I called Jonathon at Homestead Heritage on Thursday and asked him to set out a few chickens to thaw for me to pickup at the farmer’s market on Saturday, so the three of us headed over to the Carmel Farmer’s Market on one of the prettiest Saturdays we’ve had yet. I love “beer butt” chicken or “beer bottom” chicken as Jenny termed it for our school-themed party. It turns out so juicy and delicious that I can hardly eat chicken any other way these days. Here’s my go-to recipe, although it changes based on what herbs I have plenty of in the garden:

Ingredients
1 whole chicken with neck and giblets removed and set aside for stock
1/4 cup of fresh herb of your choice, de-stemmed (I used oregano this time, but rosemary is my favorite)
6 ounces of beer (we tend to use lagers and pilsners  in the warm months and porters and browns in the cooler months – we use half for the chicken and drink the rest)
1/4 cup of EVOO (you can substitute butter here if you prefer – it’s delicious too)
1/4 cup of poultry rub of your choice – I used Bobby Flay’s version here

Directions
1. Drizzle the olive oil on the chicken and then rub in a bit of the rub spices, being sure to cover the entire chicken in the olive oil and rub mixture.
2. On the top of the breast, peel some of the skin back and put the herbs under the skin. Set aside any remaining herbs to put in the beer. Return the “dressed” chicken to the refrigerator for at least an hour but up to twelve hours.
3. About two hours prior to the time you want to serve the chicken, take it out of the refrigerator and preheat your grill to about 375 degrees.

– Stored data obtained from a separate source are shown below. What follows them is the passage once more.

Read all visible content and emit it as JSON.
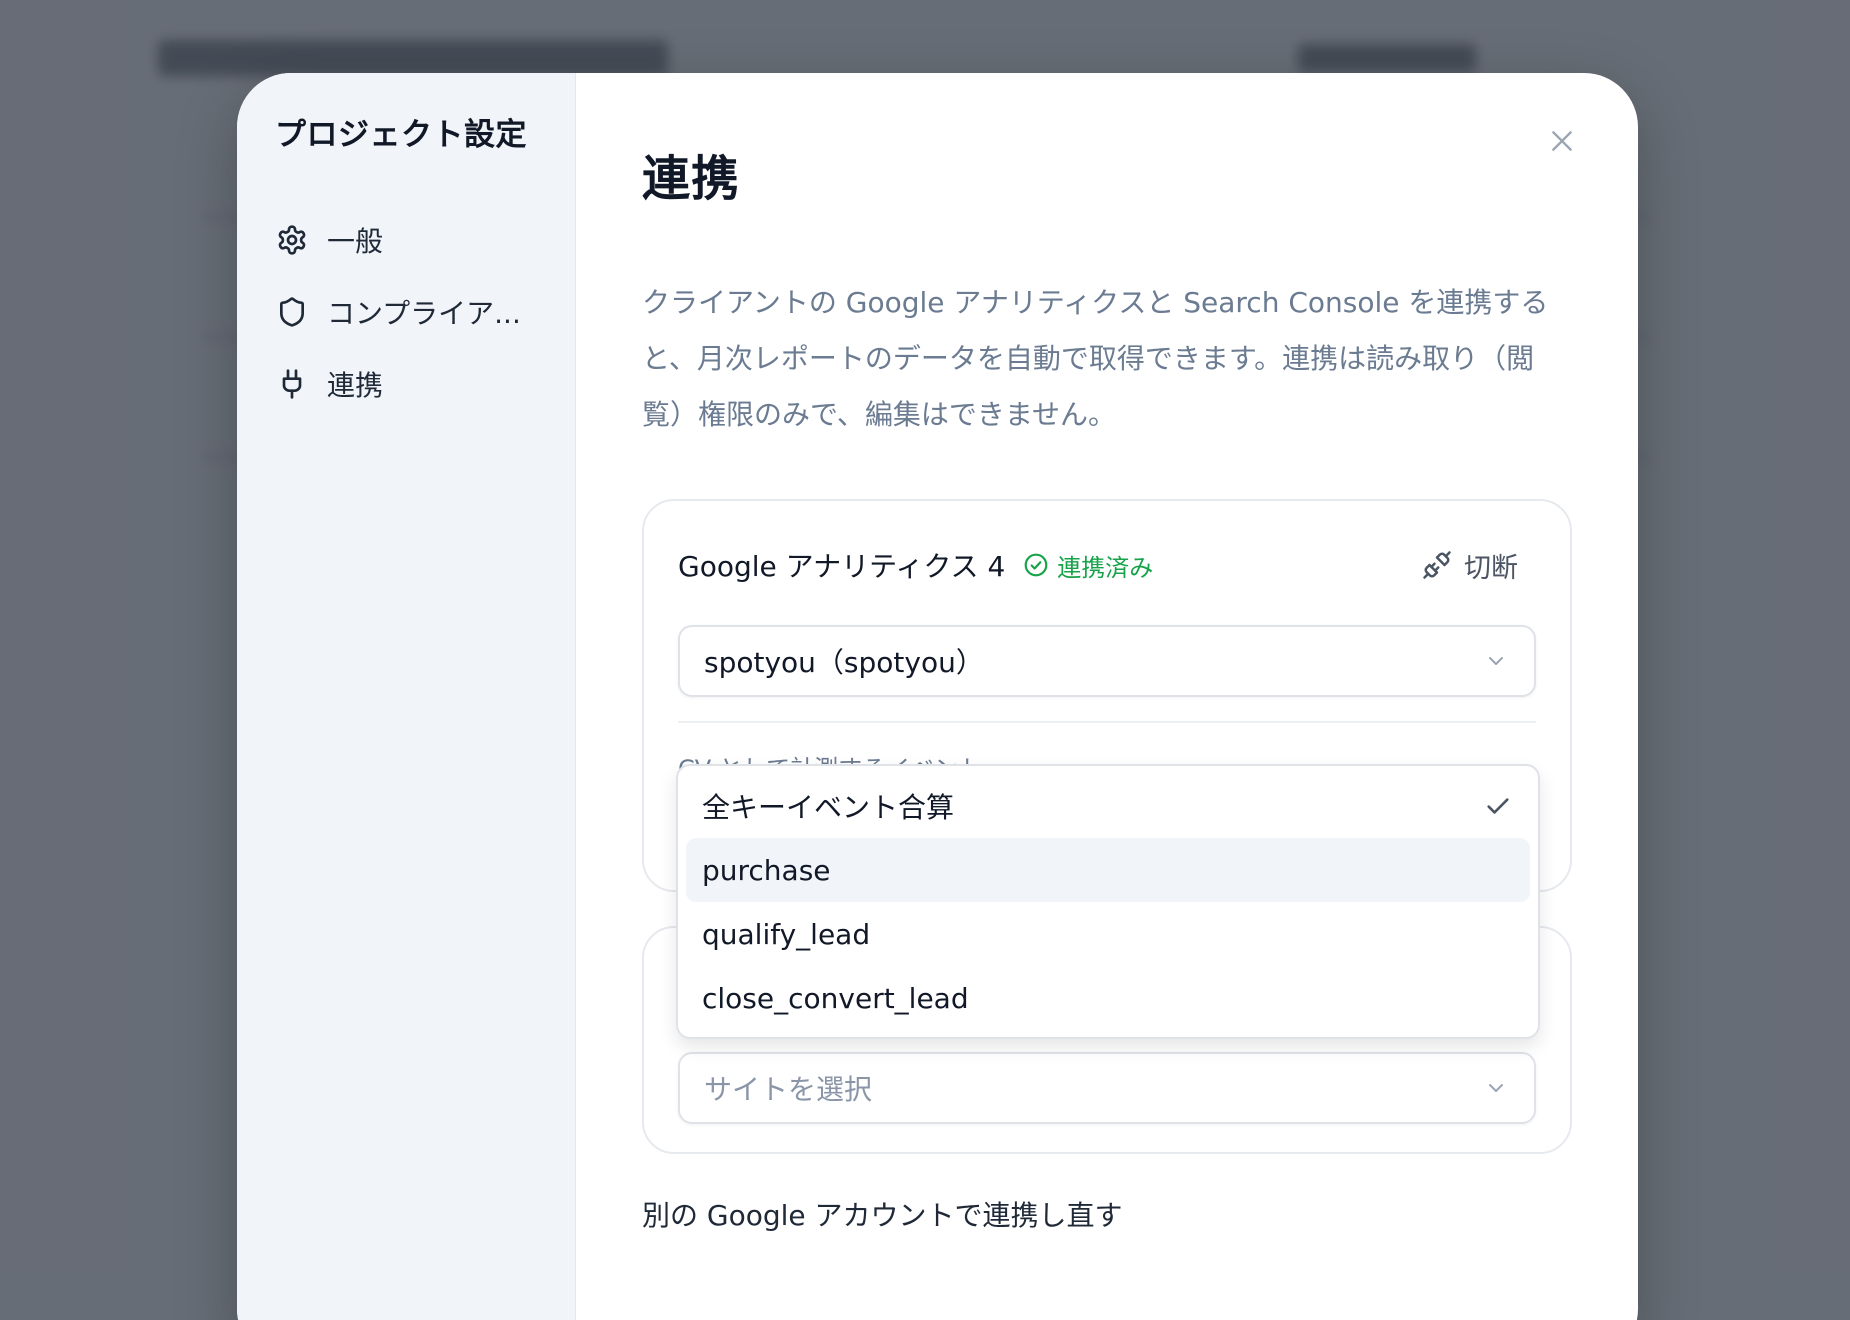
{
  "sidebar": {
    "title": "プロジェクト設定",
    "items": [
      {
        "label": "一般",
        "icon": "gear-icon"
      },
      {
        "label": "コンプライア...",
        "icon": "shield-icon"
      },
      {
        "label": "連携",
        "icon": "plug-icon"
      }
    ]
  },
  "main": {
    "title": "連携",
    "description": "クライアントの Google アナリティクスと Search Console を連携すると、月次レポートのデータを自動で取得できます。連携は読み取り（閲覧）権限のみで、編集はできません。",
    "ga": {
      "title": "Google アナリティクス 4",
      "status": "連携済み",
      "status_color": "#16a34a",
      "disconnect_label": "切断",
      "property_value": "spotyou（spotyou）",
      "cv_label": "CV として計測するイベント"
    },
    "search_console": {
      "site_placeholder": "サイトを選択"
    },
    "relink_label": "別の Google アカウントで連携し直す"
  },
  "dropdown": {
    "options": [
      {
        "label": "全キーイベント合算",
        "selected": true
      },
      {
        "label": "purchase",
        "highlighted": true
      },
      {
        "label": "qualify_lead"
      },
      {
        "label": "close_convert_lead"
      }
    ]
  }
}
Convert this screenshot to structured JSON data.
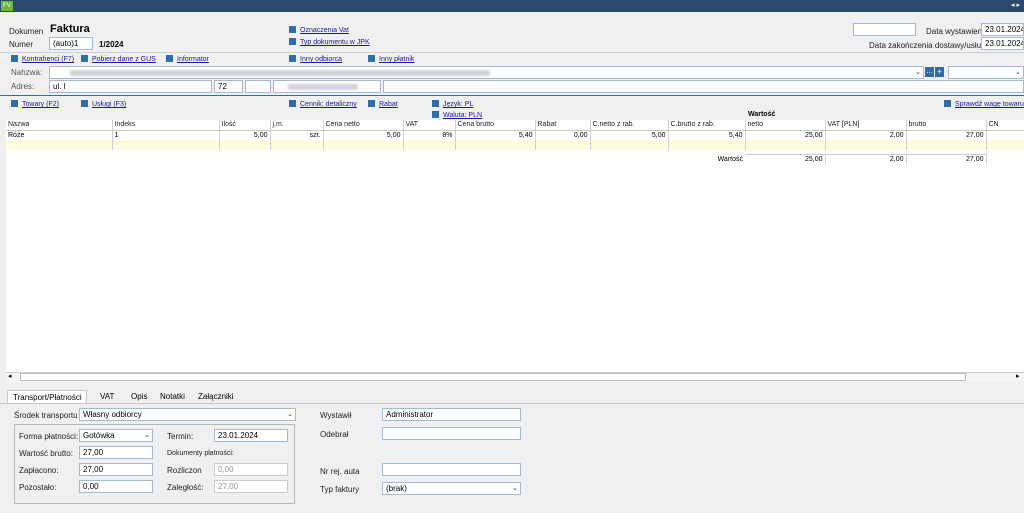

While the grill is preheating, set up the chicken. Pour half of the beer in a glass for you to enjoy while the chicken grills. Dump any remaining herbs into the beer can and slip the chicken’s bum (for lack of a better word) over the beer can. It’s a little awkward, but you’ll get the hang of it!
4. We’ve sacrificed one of our cookie sheets to use on the grill when needed, so we put the beer + chicken onto the cookie sheet and then put it on the grill on medium-low heat (you don’t want the grill to get over 375 degrees).
5. The chicken is done when the interior meat reaches 180 degrees, which typically takes us about an hour and a half. When you use the meat thermometer, be sure to stick the thermometer into the breast until you reach the bone, and then pull back about an inch. Can you tell I’m speaking from experience here? Don’t ask me about my first experience hosting Thanksgiving!
6. Once the interior reaches 180 degrees, pull the chicken off the grill and let it rest for about 5-10 minutes. Pull the meat off the bone (or have your handy husband do it if you’re like me) for easier serving. Dish any leftover juice from the pan onto the chicken just prior to serving.

I figured with two larger birds plus all of the other food we served that we would have a few days worth of leftovers, but all of the chicken was gone by the end of the night. I think that’s a sign that you should make some beer butt chicken of your own – and soon!